Битва превратилась в хаос, когда не ясно, кто куда бежит и зачем. Хотя общий поток этого хаоса стал постепенно вырисовываться: посполитое войско бежало в лагерь, кроша все на своем пути, турецкое бежало прочь… Лес посполитых знамен вплыл в турецкий табор — теперь над шатрами развевались желто-синие с белым орлом хоругви русин, красные с белым орлом — поляков, бело-красно-белые с Погоней стяги литвин, красные с черным медведем вымпела жмайтов… Янычары, спаги, ямаки, тюфенкчи, смятые и разгромленные, обратились в бегство к противоположной стороне лагеря, туда, где над пропастью высился крутой заросший холм. Обезумевшие от холода и боя турки бросались прямо в эту пропасть, не то ослепленные страхом, не то не желавшие сдаваться в плен неверным. Преградить путь этим несчастным пытался стражник коронный пан Бидзинский.
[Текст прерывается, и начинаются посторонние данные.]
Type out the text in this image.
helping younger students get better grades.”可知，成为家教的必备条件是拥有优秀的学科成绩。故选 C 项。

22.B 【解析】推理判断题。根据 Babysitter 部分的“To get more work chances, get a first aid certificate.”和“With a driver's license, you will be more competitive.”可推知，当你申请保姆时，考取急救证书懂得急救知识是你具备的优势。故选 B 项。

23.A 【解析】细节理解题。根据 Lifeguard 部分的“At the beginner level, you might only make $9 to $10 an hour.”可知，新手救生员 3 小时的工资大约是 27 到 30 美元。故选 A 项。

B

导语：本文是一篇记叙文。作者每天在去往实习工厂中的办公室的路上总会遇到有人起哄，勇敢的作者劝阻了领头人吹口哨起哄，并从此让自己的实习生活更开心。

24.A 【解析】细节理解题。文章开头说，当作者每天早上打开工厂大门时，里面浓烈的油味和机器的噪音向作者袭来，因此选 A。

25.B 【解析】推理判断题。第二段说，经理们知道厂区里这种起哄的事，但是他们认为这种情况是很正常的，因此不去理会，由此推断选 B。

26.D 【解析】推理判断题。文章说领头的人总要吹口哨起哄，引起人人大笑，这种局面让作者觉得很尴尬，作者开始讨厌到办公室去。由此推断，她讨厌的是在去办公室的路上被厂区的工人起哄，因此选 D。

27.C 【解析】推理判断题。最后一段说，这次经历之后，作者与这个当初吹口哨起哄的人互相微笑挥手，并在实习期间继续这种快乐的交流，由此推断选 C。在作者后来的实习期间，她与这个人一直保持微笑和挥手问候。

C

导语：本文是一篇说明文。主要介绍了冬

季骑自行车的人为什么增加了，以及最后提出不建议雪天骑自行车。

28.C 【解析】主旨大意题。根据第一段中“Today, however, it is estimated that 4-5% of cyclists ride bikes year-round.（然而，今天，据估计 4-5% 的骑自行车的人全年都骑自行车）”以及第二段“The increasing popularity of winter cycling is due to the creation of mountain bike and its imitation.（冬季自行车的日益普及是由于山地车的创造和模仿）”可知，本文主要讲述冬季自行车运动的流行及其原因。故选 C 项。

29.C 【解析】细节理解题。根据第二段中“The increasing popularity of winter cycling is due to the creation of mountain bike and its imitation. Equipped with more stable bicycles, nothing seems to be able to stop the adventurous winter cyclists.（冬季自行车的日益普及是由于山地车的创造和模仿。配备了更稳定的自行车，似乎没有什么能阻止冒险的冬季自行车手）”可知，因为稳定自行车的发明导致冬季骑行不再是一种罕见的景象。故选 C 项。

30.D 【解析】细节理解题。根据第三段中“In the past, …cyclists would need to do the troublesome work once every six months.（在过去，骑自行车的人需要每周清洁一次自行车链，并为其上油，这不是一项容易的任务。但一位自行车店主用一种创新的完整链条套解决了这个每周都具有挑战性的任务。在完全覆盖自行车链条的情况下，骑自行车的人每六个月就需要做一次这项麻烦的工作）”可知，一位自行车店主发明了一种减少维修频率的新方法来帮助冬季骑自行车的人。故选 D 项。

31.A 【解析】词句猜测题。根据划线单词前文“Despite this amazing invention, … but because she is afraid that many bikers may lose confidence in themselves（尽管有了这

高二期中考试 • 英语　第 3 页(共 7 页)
— Стойте! Глупцы, стойте! — кричал Бидзинский туркам, отважно бросаясь обезумевшей толпе навстречу… Но храбрый поляк со своими людьми был смят и низвергнут этой потерявшей рассудок толпой в пропасть, со дна которой доносились жуткие стоны аж до самого вечера…
Станислав Яблоновский
Другие же турки, бежав через Днестр, обрушили под своей тяжестью поврежденный ядрами мост, и, оказавшись в морозной воде реки, многие утонули… И еще восемь тысяч изрубленных саблями и поколотых пиками янычар осталось лежать вокруг шатров Гусейна-паши. Остались лежать и предводитель янычар Яниш-паша, и верный соратник Гусейна Кайя, проткнутый гусарскими карабелами… Из более чем тридцатитысячной армии турок спаслось лишь пару тысяч и сам Гусейн, но спасся лишь для того, чтобы разгневанный позорным поражением султан накинул ему на шею шелковую удавку… И до пяти тысяч полегло посполитых солдат. Пробили пулями грудь Мотовиле, зарубили Мушальского…
* * *
— Что со мной? — Собесский привстал и отбросил со лба мокрый рушник. Он лежал на подстилке из богатых шелков. То был шатер Гусейна-паши, сверкающий золотом и виссоном. У входа стояли два жмайтских пехотинца с мушкетами на плечах.
— Простой обморок, пан гетман, — отозвался врач, сидящий рядом, — вам лучше, пан гетман?
— Какое сегодня число?
— Тринадцатое, девять утра.
— Ого!.. А где все? Где турки? — взволнованно огляделся Собесский.
— Все в порядке. Турки бежали. Мы их одолели! — улыбался врач.
Солдаты у входа расступились, пропуская сияющего Михала Радзивилла в неизменной черной шляпе с высокой тульей на длинноволосой голове.
— Ну, проснулась, наша светлость! — раскинул Радзивилл приветственно руки. — Ну ты и соня! Сутки проспал! Как голова, не болит?
Собесский тяжело поднялся, отряхнулся и оправил быстрыми и смущенными движениями одежду. Врач заботливо набросил гетману на плечи подбитый мехом плащ.
— Чем-то по голове заехало, — почесал макушку Собесский.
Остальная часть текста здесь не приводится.